Sunday, August 23, 2015

some bad advice

Today's readings: Job 8:1-11:20, 1 Cor 15:1-28, Psalm 38:1-22, Prov 21:28-29

Well, the last two days I've been saying that Job's friends were going to drop the ball. And today, they drop it.

Bildad the Shuhite (besides having a great name for making jokes) gives some of the worst advice possible in today's readings. He tells Job that Job's children died because God killed them because they were sinful.

It's hard to know where to start. First, telling someone who is grieving that God killed their lost loved one is a bad idea. Second, telling them that it was because they were sinful is an even worse idea. Even if it were true (and the text gives us no reason to think it was, and Bildad wasn't even there to know if it was), telling someone who is grieving that their children were killed by God for being sinful can only have bad results. It might turn the person against God. It might turn the person against the one giving the advice. It might make the person who is grieving fearful that God might strike them dead for doing something wrong. What it DOESN'T do is comfort them, give them anything useful to think about, or help them heal.

Bad Bildad!

The lesson from today's reading, besides "don't be like Bildad", is to remember that speaking the truth is not enough in most situations. Let's pretend that what Bildad said was true, and Job's children DID live lives of debauchery and so God killed them. (It's hard to even imagine it, but let's pretend.) Even if it were true... telling someone the truth is not enough.

And that is useful in today's world, especially in our hyperconnected world online. Every day we can be involved in the lives of dozens, even hundreds of other people. And if we go around telling people what's true, without realizing what goes WITH the truth, then we are just going around hurting people.
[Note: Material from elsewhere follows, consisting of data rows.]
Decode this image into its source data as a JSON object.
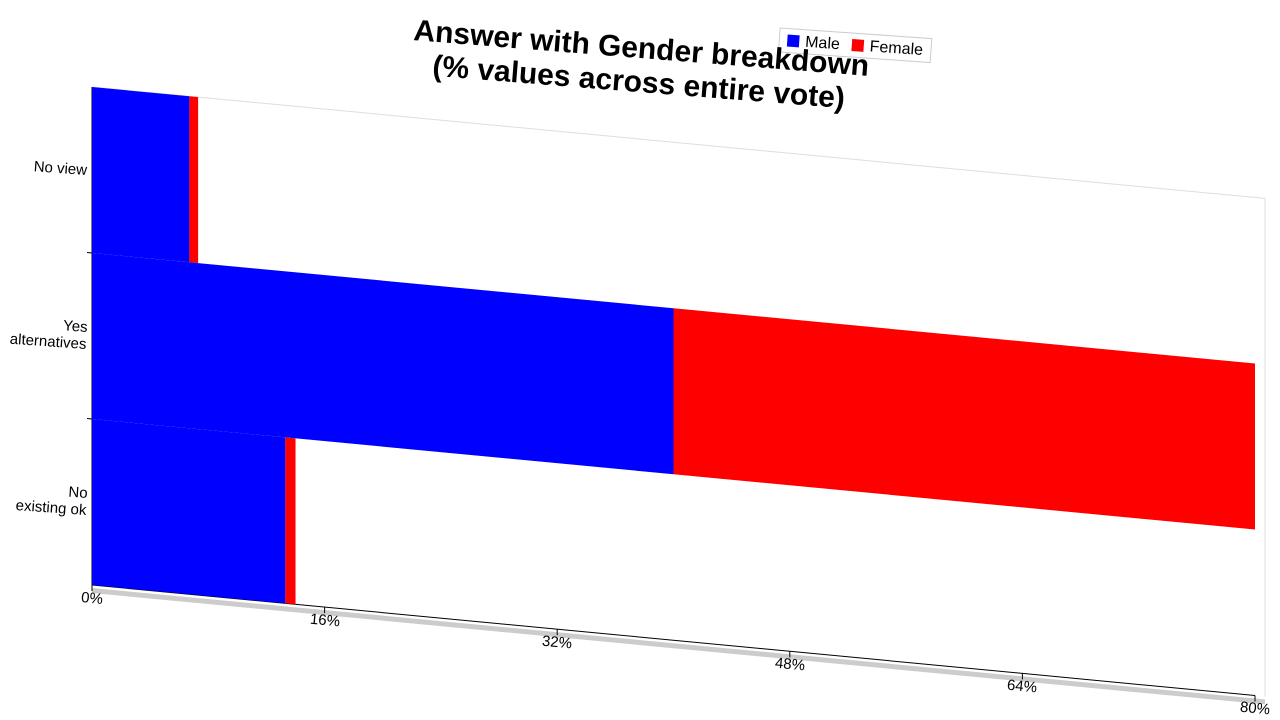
{
  "chart_data": {
    "type": "bar",
    "orientation": "horizontal",
    "stacked": true,
    "title": "Answer with Gender breakdown\n(% values across entire vote)",
    "categories": [
      "No view",
      "Yes\nalternatives",
      "No\nexisting ok"
    ],
    "series": [
      {
        "name": "Male",
        "color": "#0000ff",
        "values": [
          6.7,
          40,
          13.3
        ]
      },
      {
        "name": "Female",
        "color": "#ff0000",
        "values": [
          0.6,
          40,
          0.7
        ]
      }
    ],
    "xlim": [
      0,
      80
    ],
    "xticks": [
      {
        "value": 0,
        "label": "0%"
      },
      {
        "value": 16,
        "label": "16%"
      },
      {
        "value": 32,
        "label": "32%"
      },
      {
        "value": 48,
        "label": "48%"
      },
      {
        "value": 64,
        "label": "64%"
      },
      {
        "value": 80,
        "label": "80%"
      }
    ],
    "legend": "top-right"
  }
}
The truth can be very painful. It can be hard to hear. It can even destroy you. That's why it's so important to speak the truth in LOVE. And there are times when it's best to keep the truth to ourselves. Does my friend's haircut make them look terrible? Maybe. Do I need to TELL them that? Probably not. I can focus on things that don't make them feel terrible. I can love them by keeping my thoughts about their haircut to myself.

Haircut is just one, small example. But there are so many others. If you see that your friend needs help, or advice, or even a wake up call... hitting them over the head with it in blunt, uncaring words will only drive them away from you and make them even less likely to listen and change.

The truth can be devastating, if not spoken in love.

God, remind me to speak Your truth in love.

1 comment:

julie reedy said...

Amen, you nailed it again Jeff. You should be a writer,, oh yeah you are. And a great one too!